Ten institutions emerging as leaders in engineering education reform

The report also identifies ten institutions that are viewed as emerging leaders in engineering education, with the most cited being Singapore University of Technology and Design (SUTD) and Olin College of Engineering. Other institutions that make it into the list include the Pontifical Catholic University of Chile, and Tsinghua University in China. Compared to the earlier list, this one is more globally distributed, with only four institutions coming from the USA and Europe, which are the traditional strongholds.

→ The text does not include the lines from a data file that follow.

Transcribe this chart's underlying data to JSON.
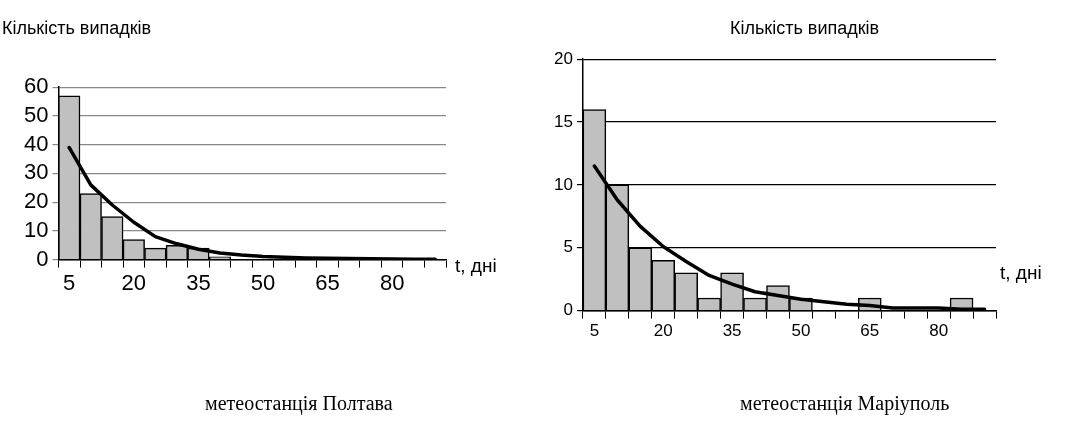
{
  "chart_data": [
    {
      "type": "bar",
      "ylabel": "Кількість випадків",
      "xlabel": "t, дні",
      "annotations": [
        "метеостанція Полтава"
      ],
      "categories": [
        "5",
        null,
        null,
        "20",
        null,
        null,
        "35",
        null,
        null,
        "50",
        null,
        null,
        "65",
        null,
        null,
        "80",
        null,
        null
      ],
      "series": [
        {
          "color": "#c0c0c0",
          "values": [
            57,
            23,
            15,
            7,
            4,
            5,
            4,
            1,
            0,
            0,
            0,
            0,
            0,
            0,
            null,
            0,
            0,
            0
          ]
        },
        {
          "type": "line",
          "color": "#000000",
          "values": [
            39,
            26,
            19,
            13,
            8,
            5.5,
            3.6,
            2.3,
            1.6,
            1.1,
            0.8,
            0.6,
            0.5,
            0.4,
            0.3,
            0.2,
            0.1,
            0.1
          ]
        }
      ],
      "ylim": [
        0,
        60
      ],
      "yticks": [
        0,
        10,
        20,
        30,
        40,
        50,
        60
      ],
      "grid": "y",
      "marker": "none"
    },
    {
      "type": "bar",
      "ylabel": "Кількість випадків",
      "xlabel": "t, дні",
      "annotations": [
        "метеостанція Маріуполь"
      ],
      "categories": [
        "5",
        null,
        null,
        "20",
        null,
        null,
        "35",
        null,
        null,
        "50",
        null,
        null,
        "65",
        null,
        null,
        "80",
        null,
        null
      ],
      "series": [
        {
          "color": "#c0c0c0",
          "values": [
            16,
            10,
            5,
            4,
            3,
            1,
            3,
            1,
            2,
            1,
            0,
            0,
            1,
            0,
            0,
            0,
            1,
            0
          ]
        },
        {
          "type": "line",
          "color": "#000000",
          "values": [
            11.5,
            8.8,
            6.7,
            5.1,
            3.9,
            2.8,
            2.1,
            1.5,
            1.2,
            0.9,
            0.7,
            0.5,
            0.4,
            0.2,
            0.2,
            0.2,
            0.1,
            0.1
          ]
        }
      ],
      "ylim": [
        0,
        20
      ],
      "yticks": [
        0,
        5,
        10,
        15,
        20
      ],
      "grid": "y",
      "marker": "none"
    }
  ]
}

The report also identified a “watch list” of some of those institutions that did not make it into the emerging world leaders list. This includes New Model in Technology & Engineering (NMiTE), UK, Lassonde School of Engineering at York University, Canada, B.V. Bhoomaraddi College of Engineering and Technology, India, and Insper, in Brazil.  Apart from B.V. Bhoomaraddi, all these other institutions have been established within the last five or so years.

The engineering curricula in the emerging world leaders share a number of common traits. First, all the ten institutions have opened up entry to students with non-conventional entry requirements, and they have all put in place selection processes that take into consideration the aptitudes of prospective students towards engineering. In addition, programmes at these emerging institutions place significant emphasis on integrating work-based learning into their curricula, as well as blending off-campus online learning with on-campus intensive experiential learning. Another common characteristic is that programmes offered at these institutions place dual emphasis on both engineering design and student self-reflection, and both these are integrated across the entire curriculum. Finaly, in addition to the formal curriculum, student-led, extra-curricular activities are a key feature of these institutions.

Additional remarks

The report also highlights contextual features that have driven curriculum reform in these institutions that have been identified in this report. This includes government initiatives, and local labour market requirements.  The report also highlights the likely future trajectory of engineering education, as well as identifying the likely key ingredients necessary for effective, sustainable engineering education reform within individual institutions. It is definitely a report worth reading, even if you are not contemplating making changes to your own curriculum in the near future.